Uomo paralizzato recupera alcuni movimenti e tatto grazie a un ‘by-pass neurale’

Un uomo paralizzato ha riacquistato la capacità di muovere la mano, piegare il gomito e svolgere attività quotidiane come mangiare e bere in autonomia, grazie a una neuroprotesi innovativa. Questo dispositivo, descritto sulla rivista Nature Medicine, è stato sviluppato da esperti del Northwell Health a Manhasset, negli Stati Uniti, e rappresenta un'interfaccia cervello-computer che traduce i pensieri di movimento in stimolazione nervosa.
Il sistema ha dimostrato di mantenere alcuni benefici anche quando il dispositivo è spento, suggerendo la possibilità di un recupero a lungo termine. Le lesioni al midollo spinale sono una delle principali cause di paralisi, con oltre la metà dei casi che comporta tetraplegia, ovvero la perdita della mobilità di braccia e gambe.

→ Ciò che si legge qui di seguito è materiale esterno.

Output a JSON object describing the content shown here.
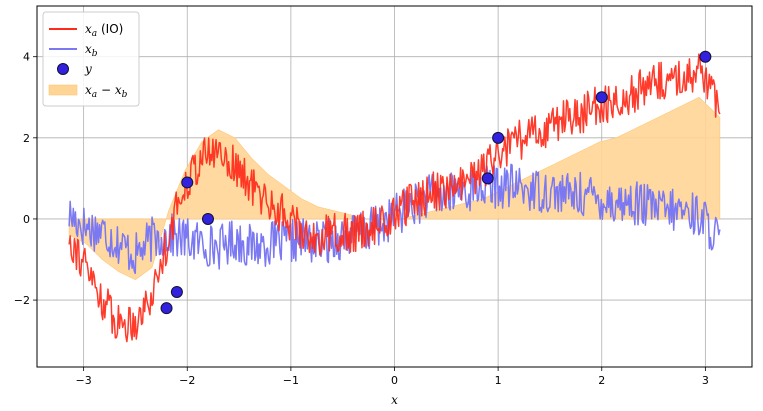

A differenza di precedenti interfacce cervello-computer, che avevano ripristinato solo parzialmente il movimento, questo nuovo approccio ha anche riattivato la sensibilità tattile.
Il gruppo di ricerca, guidato da Chad Bouton del Feinstein Institutes for Medical Research, ha creato un sistema di "doppio bypass neurale" che legge i segnali cerebrali legati all'intenzione di movimento e li traduce in stimolazione mirata sia al midollo spinale che alla corteccia somato-sensoriale primaria, responsabile del tatto. Il sistema è stato testato su un uomo di 42 anni con tetraplegia completa, che ha mostrato miglioramenti significativi nella mobilità delle braccia e nella sensibilità al polso, persino dopo la cessazione della stimolazione. Se confermato su un campione più ampio, questo approccio potrebbe rappresentare un importante passo avanti nel ripristino della funzionalità della mano e del tatto in pazienti con gravi paralisi.